Nowadays, we cannot imagine our life without video content and without devices that enable us to acquire and display such content. According to recent research, in 2012, the video content transfer over the Internet was around 60% of the overall Internet data transfer, and the overall video transfer (including the Internet) could reach 90% during the next four years. The TV sets supporting only full high-definition (HD) resolution (i.e., 1080p) are already considered to be outdated due to a dramatic demand for the ultra-HD resolution that often refers to $\mathsf{3840}\times \mathsf{2160}$ (4K) or $\mathsf{7680}\times \mathsf{4320}$ (8K) resolutions. So, what are the key factors for such tremendous progress? If you are reading this special section on video compression technology, we are sure that you know the answer…

This Optical Engineering special section attempts to provide an overview of the recent achievements in video compression technology, with articles written by professionals and experts in this field. Particularly, this special section consists of eight articles, which can be divided into four groups.

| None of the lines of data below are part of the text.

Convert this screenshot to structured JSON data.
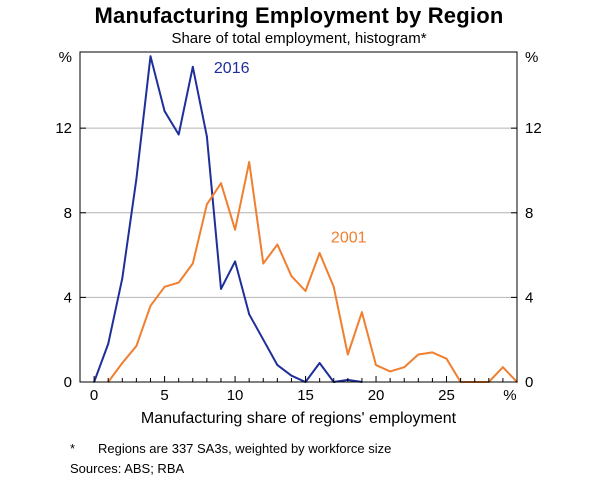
{
  "chart_data": {
    "type": "line",
    "title": "Manufacturing Employment by Region",
    "subtitle": "Share of total employment, histogram*",
    "xlabel": "Manufacturing share of regions' employment",
    "x_unit": "%",
    "y_unit": "%",
    "xlim": [
      -1,
      30
    ],
    "ylim": [
      0,
      15.6
    ],
    "x_ticks": [
      0,
      5,
      10,
      15,
      20,
      25
    ],
    "y_ticks": [
      0,
      4,
      8,
      12
    ],
    "grid": "horizontal",
    "series": [
      {
        "name": "2016",
        "color": "#1f2f9a",
        "x": [
          0,
          1,
          2,
          3,
          4,
          5,
          6,
          7,
          8,
          9,
          10,
          11,
          12,
          13,
          14,
          15,
          16,
          17,
          18,
          19
        ],
        "values": [
          0.0,
          1.8,
          4.9,
          9.6,
          15.4,
          12.8,
          11.7,
          14.9,
          11.6,
          4.4,
          5.7,
          3.2,
          2.0,
          0.8,
          0.3,
          0.0,
          0.9,
          0.0,
          0.1,
          0.0
        ]
      },
      {
        "name": "2001",
        "color": "#f07f2f",
        "x": [
          1,
          2,
          3,
          4,
          5,
          6,
          7,
          8,
          9,
          10,
          11,
          12,
          13,
          14,
          15,
          16,
          17,
          18,
          19,
          20,
          21,
          22,
          23,
          24,
          25,
          26,
          27,
          28,
          29,
          30
        ],
        "values": [
          0.0,
          0.9,
          1.7,
          3.6,
          4.5,
          4.7,
          5.6,
          8.4,
          9.4,
          7.2,
          10.4,
          5.6,
          6.5,
          5.0,
          4.3,
          6.1,
          4.5,
          1.3,
          3.3,
          0.8,
          0.5,
          0.7,
          1.3,
          1.4,
          1.1,
          0.0,
          0.0,
          0.0,
          0.7,
          0.0
        ]
      }
    ],
    "footnote_mark": "*",
    "footnote": "Regions are 337 SA3s, weighted by workforce size",
    "sources": "Sources:  ABS; RBA"
  }
}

The first group of articles consists of three papers and addresses various issues related to the H.264/MPEG-4 AVC video coding standard, particularly with regard to the video decoding process. The article “Optimal complexity scalable H.264/AVC video decoding scheme for portable multimedia devices” by H. Lee et al. presents a complexity-scalable H.264/MPEG-4 AVC-based video decoding scheme, thereby enabling control over decoding computational complexity in a scalable manner. Also, the article “Enhanced low bitrate H.264 video coding using decoder-side super-resolution and frame interpolation” by H. F. Ates offers a decoder-side super-resolution (SR) and motion-compensated frame interpolation (MCFI) algorithms for improving the H.264/MPEG-AVC coding efficiency. In addition, a fast decoding method is proposed for the context-adaptive variable length coding (CAVLC) by D. W. Ki and J. H. Kim in the article “Fast multiple run_before decoding method for efficient implementation of an H.264/AVC context-adaptive variable length coding decoder.”

The second group contains an article titled “Spatial and interlayer hybrid intra-prediction for H.264/SVC video” by C.-S. Park, which relates to the scalable extension of the H.264/MPEG-4 AVC video coding standard, i.e., to the scalable video coding (SVC) standard. In his work, Park aims to improve the intra-prediction performance by adaptively exploiting the spatial correlation as well as the interlayer correlation between the SVC base layer (BL) and the SVC enhancement layers (EL).

The third group of articles consists of two papers that relate to the high-efficiency video coding (HEVC) standard, the first edition of which was officially finalized in January 2013. According to many recent studies, the HEVC standard is capable of providing a bit-rate reduction of about 50% at the same visual quality compared to its predecessor, the H.264/MPEG-4 AVC standard. On this topic, J. Xiong, in his article titled “Fast coding unit selection method for HEVC intra-prediction,” presents a method for determining an appropriate HEVC coding unit (CU) size to reduce computational complexity of the intra-coding process. Also, in the article titled “Edge-preserving down/upsampling for depth map compression in high-efficiency video coding,” H. Deng et al. present a method for efficiently compressing depth maps within the HEVC-based framework by considering edge similarities between depth maps and their corresponding texture images, as well as the structural similarity among the depth maps.

The fourth group of articles consists of two papers, which mainly address the video communication and error-resilience field. J. Lee et al., in the article titled “Constrained in-loop filtering for error resiliency in high-efficiency video coding,” propose constrained in-loop filtering to protect intra-coded samples from error preparation by adaptively applying filters, depending on prediction modes of reconstructed blocks. Furthermore, L. Qing et al. present a framework for optimizing video communication quality, based on the distributed video coding (DVC) in practical lossy network scenarios, in the article titled “Practical distributed video coding in packet lossy channels.”

Although it is not possible in a single special section to provide a comprehensive overview of all advances in so huge a field as video compression, we are confident that the articles published in this special section offer a good reflection of recent developments in video compression technology.

We would like to personally thank all authors for their time and effort invested in preparing and revising their articles toward the publication of this special section. In addition, we would like to thank the anonymous reviewers for their voluntary work and efforts to ensure a high-quality review process. We also thank SPIE staff for their valuable assistance during all processing stages of this special section. Finally, we would like to thank the Optical Engineering Editor-in-Chief Ronald G. Driggers for providing us such a great opportunity to publish this special section.